The cell lines are separated into three clearly identified clusters. In the BRCA type of cancer, variables such as NAPRT1, THY1, or ADCY4 are directed towards the positive part of dimension 1 and therefore have a greater probability of presenting high levels of methylation. The LUAD cell lines are located in the negative part of dimension 2, so these have a high propensity to present high levels of methylation in variables such as HIST1H2BH, ZNF382, and XKR6. Finally, the cell lines for the SKCM cancer type are located in the negative part of dimension 1 and have a greater probability of presenting high levels of methylation in variables such as LOC100130522, CHRFAM7A, or DHRS4L2.

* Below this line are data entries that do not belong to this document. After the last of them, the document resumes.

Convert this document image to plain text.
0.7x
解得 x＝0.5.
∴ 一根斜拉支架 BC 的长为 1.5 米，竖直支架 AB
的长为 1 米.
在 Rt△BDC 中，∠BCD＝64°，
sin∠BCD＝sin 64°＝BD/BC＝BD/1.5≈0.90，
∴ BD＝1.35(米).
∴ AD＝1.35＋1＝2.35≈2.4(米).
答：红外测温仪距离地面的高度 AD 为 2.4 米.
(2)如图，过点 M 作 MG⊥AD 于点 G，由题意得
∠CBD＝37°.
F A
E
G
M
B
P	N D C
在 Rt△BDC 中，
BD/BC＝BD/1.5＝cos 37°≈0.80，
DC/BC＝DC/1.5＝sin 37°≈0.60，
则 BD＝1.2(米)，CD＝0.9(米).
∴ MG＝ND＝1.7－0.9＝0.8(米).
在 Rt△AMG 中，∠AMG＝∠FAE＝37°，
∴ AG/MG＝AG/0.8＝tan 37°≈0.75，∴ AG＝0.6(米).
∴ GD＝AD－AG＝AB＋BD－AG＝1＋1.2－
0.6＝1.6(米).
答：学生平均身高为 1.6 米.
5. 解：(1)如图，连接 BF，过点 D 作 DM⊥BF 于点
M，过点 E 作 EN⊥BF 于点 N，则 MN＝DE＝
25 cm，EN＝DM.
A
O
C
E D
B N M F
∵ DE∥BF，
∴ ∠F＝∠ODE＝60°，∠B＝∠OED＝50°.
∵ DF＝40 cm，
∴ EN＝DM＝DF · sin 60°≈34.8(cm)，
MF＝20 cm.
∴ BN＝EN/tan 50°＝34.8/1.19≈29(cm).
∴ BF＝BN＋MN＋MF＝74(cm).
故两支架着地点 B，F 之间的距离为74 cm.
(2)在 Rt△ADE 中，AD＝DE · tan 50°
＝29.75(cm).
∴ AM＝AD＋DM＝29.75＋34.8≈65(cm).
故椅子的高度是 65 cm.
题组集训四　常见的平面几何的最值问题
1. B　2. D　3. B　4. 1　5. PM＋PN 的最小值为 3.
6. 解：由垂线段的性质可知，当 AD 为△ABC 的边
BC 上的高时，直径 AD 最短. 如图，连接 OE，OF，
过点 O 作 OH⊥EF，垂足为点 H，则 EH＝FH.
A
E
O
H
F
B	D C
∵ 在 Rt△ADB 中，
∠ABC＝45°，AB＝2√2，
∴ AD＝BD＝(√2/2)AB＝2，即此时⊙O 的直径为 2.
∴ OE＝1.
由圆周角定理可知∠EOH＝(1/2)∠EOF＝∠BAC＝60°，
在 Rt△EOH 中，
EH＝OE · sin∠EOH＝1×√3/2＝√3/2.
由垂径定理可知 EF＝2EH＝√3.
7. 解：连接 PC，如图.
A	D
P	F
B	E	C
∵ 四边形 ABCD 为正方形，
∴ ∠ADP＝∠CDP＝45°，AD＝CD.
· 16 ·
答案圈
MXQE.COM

Table 2 shows the rate of correct classifications for each variable using the measures of sensitivity and specificity; these measures allowed us to determine if the model exhibited a good classification for the two types of data in each variable. Sensitivity measured the true positives rate, specificity measured the true negatives rate, and the global measure corresponded to the total rate of correct classifications for each variable.

In general, the model with three dimensions and using the CG algorithm with the FR formula generated high values for sensitivity; only the GSTT1 gene presented a relatively low sensitivity, with 72% true positives. Regarding specificity, the LOC391322 gene obtained the lowest true negatives rate, with 80.9%. Thus, the results of the model are satisfactory.

4. Conclusions and Discussion

The Logistic Biplot (LB) model is a dimensionality reduction technique that generalizes the PCA to deal with binary variables and has the advantage of simultaneously representing individuals and variables (biplot).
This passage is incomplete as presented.